The sastric argument against FDG

The anti-FDG side is represented by ISKCON India, and a leading spokesman for this group has been HG Basu Ghosh Dasa ("BGD"), who is also one of the main leaders of ISKCON India. He has presented what he claims is a definitive conclusion regarding what sastra states about the eligibility of a female to become a diksa guru, as follows:

"What Prabhupada wrote in his purport to Srimad Bhagavatam 4.12.32, ought to settle the issue. [...] Srila Prabhupada [...] wrote: "according to shastric injunction". [...]
"According to sastric injunctions [...] Suniti, however, being a woman, and specifically his mother, could not become Dhruva Maharaja's diksa-guru."
It's clear from this purport that: [...] A woman is prohibited from being a diksha guru."
(BGD, 23/1/23, "Akincana Gocara" website)
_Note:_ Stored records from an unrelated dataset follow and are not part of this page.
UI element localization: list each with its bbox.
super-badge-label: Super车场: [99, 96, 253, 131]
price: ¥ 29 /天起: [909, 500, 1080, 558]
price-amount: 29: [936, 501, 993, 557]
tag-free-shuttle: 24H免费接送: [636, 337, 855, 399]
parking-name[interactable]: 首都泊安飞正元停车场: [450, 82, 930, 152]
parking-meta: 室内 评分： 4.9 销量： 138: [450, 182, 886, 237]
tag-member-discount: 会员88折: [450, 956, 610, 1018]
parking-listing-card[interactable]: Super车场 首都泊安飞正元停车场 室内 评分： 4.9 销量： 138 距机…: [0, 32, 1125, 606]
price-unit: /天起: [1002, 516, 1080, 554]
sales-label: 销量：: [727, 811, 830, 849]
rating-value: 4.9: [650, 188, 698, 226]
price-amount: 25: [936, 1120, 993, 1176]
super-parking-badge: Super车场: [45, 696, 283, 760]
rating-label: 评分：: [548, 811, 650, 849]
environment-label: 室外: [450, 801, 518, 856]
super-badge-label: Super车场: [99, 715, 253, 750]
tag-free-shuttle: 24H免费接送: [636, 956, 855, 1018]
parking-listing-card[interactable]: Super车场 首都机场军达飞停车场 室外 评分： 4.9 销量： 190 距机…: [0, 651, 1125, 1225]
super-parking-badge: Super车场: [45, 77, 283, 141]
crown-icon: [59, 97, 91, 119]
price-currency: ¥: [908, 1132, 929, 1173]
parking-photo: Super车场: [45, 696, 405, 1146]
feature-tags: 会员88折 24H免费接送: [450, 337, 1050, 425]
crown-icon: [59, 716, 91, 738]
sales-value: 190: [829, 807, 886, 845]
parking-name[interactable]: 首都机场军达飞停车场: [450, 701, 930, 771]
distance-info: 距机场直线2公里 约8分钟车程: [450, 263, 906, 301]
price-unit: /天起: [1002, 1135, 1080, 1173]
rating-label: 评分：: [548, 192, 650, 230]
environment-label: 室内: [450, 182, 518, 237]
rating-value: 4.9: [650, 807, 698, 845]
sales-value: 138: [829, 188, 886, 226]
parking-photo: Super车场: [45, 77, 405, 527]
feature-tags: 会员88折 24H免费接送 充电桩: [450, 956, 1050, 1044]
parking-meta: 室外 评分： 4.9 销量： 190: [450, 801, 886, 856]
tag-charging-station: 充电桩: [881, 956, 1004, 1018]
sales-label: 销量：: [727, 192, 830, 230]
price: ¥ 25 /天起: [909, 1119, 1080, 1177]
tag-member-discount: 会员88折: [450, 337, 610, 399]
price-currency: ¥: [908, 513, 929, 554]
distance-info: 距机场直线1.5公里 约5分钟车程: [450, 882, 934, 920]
BGD has thus claimed that eliminating FDG depends on the existence of a "sastric injunction" which specifically prohibits them from acting as a diksa guru. And that because Srila Prabhupada has supposedly presented this prohibition, this should thereby "settle" the issue. As the anti-FDG side also claims that Srila Prabhupada remaining ISKCON's diksa guru is against sastra, one would therefore expect ISKCON India to similarly produce Srila Prabhupada stating the "sastric injunction" prohibiting a physically absent person from acting as a diksa guru in order to "settle" the issue – just as they have claimed to do in the case of FDG. However, ISKCON India has never presented such a statement. And therefore, by their own argument, they cannot claim that Srila Prabhupada is prohibited from acting as a diksa guru.

In both cases, whether FDG or anti-FDG, since Srila Prabhupada remains ISKCON's diksa guru, their arguments for FDG or only male diksa gurus become redundant – as then no successors of any sex are needed anyway!

Self-defeated by their arguments

Thus, both sides in the FDG issue, which constitutes the whole of ISKCON's leadership, agree that in order for a guru to be considered not supported by sastra, it requires that sastra specifically object to such a guru:

FDG group: Such objection must be given as a "law of bhakti-yoga".
Anti-FDG group: Such objection must be given as a "sastric injunction" prohibiting such a guru.

Thus, it is accepted that the burden of proof to show if a guru, with certain physical bodily characteristics, is supported by sastra, is placed on those who object to such a guru. Hence, whether the physical bodily characteristic in question is a female body or no body at all (Srila Prabhupada), both sides have to agree that such a sastric statement of objection requires to be produced. And this has not been done by either side in regard to a physically absent diksa guru (Srila Prabhupada).

We do not need to accept these arguments as being valid. But since they accept that their arguments are valid, then both sides are self-defeated by their own arguments and thus must accept that Srila Prabhupada remaining ISKCON's diksa guru is supported by sastra.


ISKCON's leaders on all sides have tried to prohibit Srila Prabhupada from being ISKCON's diksa guru by throwing around the word "sastra" as if it is some magic wand. However, if they are asked why and how Srila Prabhupada remaining ISKCON's diksa guru is supposedly against sastra, they cannot say. According to their own arguments, they have the burden of proof of presenting a specific statement of objection to a physically absent guru from sastra, in either the form of a law of bhakti-yoga or an injunction of prohibition. But they have never done so.